Sure as one and one make two,

Folks as make black slaves of niggers

Want to make white slaves out of you.’

(Ibid.: 499-501).
*
Alfred Deakin, Liberal Protectionist, 12 September 1901:
‘… the desire that we should be one people and remain one people without the admixture of other races…. It is only necessary to say that they do not and cannot blend with us; that we do not, cannot, and ought not to blend with them….
‘This was the note which touched particularly the Australian born, who felt themselves endowed with a heritage not only of political freedom, but of an ample area within which the race might expand, and an obligation … to pass on to their children and the generations after them that territory undiminished and uninvaded. A coloured occupation would make a practical diminution of its extent of the most serious kind … The programme of a ‘white Australia’ means … its preservation for the future…’

(Ibid.: 494-495).





End of a Century: Entering a New World

On the whole, by the beginning of the twentieth century, the Ngarrindjeri people were literate in English and spoke it either as a first language or a well-used second language. With their country taken from them, they had spent some two or three generations embedded unwillingly in an alien economy, dominated by an alien society. They had reluctantly come to terms with a type of living which involved a money economy, effective confinement to a small village of neatly-arrayed cottages, their children at school for up to ten years, irregular and uninspiring work, and the domination of Christianity over their lives.

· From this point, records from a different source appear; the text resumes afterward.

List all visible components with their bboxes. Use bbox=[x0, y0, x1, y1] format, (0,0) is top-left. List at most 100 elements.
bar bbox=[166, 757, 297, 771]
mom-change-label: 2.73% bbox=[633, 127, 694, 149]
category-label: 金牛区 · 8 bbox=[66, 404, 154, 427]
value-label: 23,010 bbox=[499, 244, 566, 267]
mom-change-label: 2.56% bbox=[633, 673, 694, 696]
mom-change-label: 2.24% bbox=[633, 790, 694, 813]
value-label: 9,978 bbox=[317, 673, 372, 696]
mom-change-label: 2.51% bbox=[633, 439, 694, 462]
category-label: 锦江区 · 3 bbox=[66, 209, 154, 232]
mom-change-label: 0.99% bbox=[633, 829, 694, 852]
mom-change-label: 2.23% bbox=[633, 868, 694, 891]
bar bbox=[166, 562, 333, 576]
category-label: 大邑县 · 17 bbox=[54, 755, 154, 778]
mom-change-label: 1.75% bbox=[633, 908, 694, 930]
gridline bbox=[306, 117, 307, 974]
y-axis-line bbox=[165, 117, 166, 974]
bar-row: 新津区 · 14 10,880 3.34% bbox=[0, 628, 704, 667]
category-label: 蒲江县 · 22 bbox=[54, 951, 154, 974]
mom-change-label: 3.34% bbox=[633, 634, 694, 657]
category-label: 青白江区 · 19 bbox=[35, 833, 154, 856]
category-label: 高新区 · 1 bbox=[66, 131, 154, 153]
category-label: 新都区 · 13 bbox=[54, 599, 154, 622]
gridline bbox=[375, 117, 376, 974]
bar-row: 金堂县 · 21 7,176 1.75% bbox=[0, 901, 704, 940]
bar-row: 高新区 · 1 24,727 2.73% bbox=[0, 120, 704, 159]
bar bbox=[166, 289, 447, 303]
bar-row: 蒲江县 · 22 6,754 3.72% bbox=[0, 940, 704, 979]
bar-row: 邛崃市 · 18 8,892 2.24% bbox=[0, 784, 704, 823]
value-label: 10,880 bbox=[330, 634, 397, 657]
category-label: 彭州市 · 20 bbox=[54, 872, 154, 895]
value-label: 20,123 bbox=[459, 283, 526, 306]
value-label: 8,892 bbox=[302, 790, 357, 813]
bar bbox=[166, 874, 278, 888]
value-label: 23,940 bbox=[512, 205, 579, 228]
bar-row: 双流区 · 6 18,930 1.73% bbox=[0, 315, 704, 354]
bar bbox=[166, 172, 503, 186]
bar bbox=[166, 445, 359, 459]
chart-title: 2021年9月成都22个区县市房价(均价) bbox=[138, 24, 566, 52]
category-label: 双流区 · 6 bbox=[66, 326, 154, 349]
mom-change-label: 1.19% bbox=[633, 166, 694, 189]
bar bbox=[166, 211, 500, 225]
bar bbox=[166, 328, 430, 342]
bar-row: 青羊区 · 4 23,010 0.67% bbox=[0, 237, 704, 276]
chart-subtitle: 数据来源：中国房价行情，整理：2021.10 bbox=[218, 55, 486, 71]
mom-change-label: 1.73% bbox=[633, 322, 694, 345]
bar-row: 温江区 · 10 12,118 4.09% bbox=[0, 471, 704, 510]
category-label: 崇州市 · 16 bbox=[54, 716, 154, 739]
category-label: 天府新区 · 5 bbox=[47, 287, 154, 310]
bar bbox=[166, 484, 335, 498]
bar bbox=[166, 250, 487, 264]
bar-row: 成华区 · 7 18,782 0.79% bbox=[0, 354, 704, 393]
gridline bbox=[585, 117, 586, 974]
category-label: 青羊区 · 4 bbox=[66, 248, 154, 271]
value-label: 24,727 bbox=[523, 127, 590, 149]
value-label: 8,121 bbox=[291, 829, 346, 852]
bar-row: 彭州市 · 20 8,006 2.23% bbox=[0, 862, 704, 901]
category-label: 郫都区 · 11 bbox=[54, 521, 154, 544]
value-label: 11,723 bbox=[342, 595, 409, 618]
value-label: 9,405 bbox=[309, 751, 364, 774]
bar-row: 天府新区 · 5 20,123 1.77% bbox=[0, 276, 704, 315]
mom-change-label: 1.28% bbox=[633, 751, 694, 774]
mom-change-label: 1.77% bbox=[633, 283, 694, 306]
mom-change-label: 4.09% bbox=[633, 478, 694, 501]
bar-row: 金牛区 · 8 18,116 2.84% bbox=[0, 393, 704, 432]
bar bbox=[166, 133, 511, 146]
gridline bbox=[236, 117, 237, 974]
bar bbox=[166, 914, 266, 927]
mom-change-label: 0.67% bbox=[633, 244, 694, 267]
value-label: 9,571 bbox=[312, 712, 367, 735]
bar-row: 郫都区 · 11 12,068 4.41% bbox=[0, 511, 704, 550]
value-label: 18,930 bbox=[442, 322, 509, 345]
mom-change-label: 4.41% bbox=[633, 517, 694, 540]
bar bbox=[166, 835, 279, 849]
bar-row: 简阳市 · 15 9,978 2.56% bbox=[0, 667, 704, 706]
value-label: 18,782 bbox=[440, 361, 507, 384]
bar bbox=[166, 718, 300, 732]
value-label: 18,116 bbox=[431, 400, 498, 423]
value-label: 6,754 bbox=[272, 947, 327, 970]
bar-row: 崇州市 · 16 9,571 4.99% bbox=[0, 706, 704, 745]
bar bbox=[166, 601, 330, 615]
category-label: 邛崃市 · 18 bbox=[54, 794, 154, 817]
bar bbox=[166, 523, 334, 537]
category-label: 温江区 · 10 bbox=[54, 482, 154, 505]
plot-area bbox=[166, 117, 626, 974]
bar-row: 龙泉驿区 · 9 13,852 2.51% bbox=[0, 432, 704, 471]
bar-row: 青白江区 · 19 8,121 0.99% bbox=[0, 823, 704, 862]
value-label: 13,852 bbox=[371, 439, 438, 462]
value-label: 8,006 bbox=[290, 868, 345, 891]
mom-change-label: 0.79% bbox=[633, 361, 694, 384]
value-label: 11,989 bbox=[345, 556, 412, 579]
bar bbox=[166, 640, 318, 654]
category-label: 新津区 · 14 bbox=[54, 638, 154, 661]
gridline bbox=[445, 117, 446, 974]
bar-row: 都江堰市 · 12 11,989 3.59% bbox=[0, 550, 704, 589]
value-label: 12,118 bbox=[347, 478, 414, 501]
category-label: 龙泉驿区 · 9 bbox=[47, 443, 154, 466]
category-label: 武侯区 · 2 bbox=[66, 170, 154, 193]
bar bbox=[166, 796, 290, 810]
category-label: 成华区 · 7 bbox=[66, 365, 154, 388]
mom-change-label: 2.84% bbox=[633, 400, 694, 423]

From an other viewpoint, the traditional life had become barely a memory: no young men had been fully initiated for twenty years; knowledge of descent groups had become blurred or had been lost altogether; traditional forms of political organisation, such as the tendi or yanarumi, had long gone, having had no powers for a couple of generations. Even knowledge of the environment which had sustained countless generations of their ancestors was fading, as access to the environment beyond the boundaries of Point McLeay became more constrained. The various mythologies and stories brought to Point McLeay by people from different areas had been joined together to become the bits and pieces of Ngarrindjeri tradition.
Of course, most adults in 1900 would have known, even if they did not speak, the full language, a language rich in words, phrases and allusions relating to a hunting and gathering life in a bountiful environment, but one with necessarily few or no words relating to an agricultural or industrial economy. Inevitably, the young generation was less interested in a language which appeared to be irrelevant except as a marker of who was in and who was out: even the children of Albert Karloan and Pinkie Mack learnt only the bare one or two hundred words of Ngarrindjeri that a child would have known in traditional society. Even a ‘full-blood’ such as David Unaipon, born in 1872, appears to have gone to his grave in 1967 without a full knowledge of the language.
In 1900, most of the elders at Point McLeay would have had some knowledge of traditional life passed on to them in their youth. After all, an elder in 1900 would have been a young child in the 1850s and 1860s, long after the depredations of invasion had swept over their country: even by 1900, an elder would have had to be over seventy years old to remember aspects of traditional life untouched by the invasion. So all understandings of tradition were coloured by the knowledge of the unwelcome and unavoidable presence of others. At the same time, even the elders did not spurn what they needed from the modern economy to survive: liquor, newspapers, tobacco, clothes, and so on: in the absence of a traditional package of cultural artifacts to nurture them, they adopted much of the alien package and made it their own, shared it with their children and grandchildren, and without too much reflection, preoccupied as they were with getting by from one day to the next, passed it on to further generations.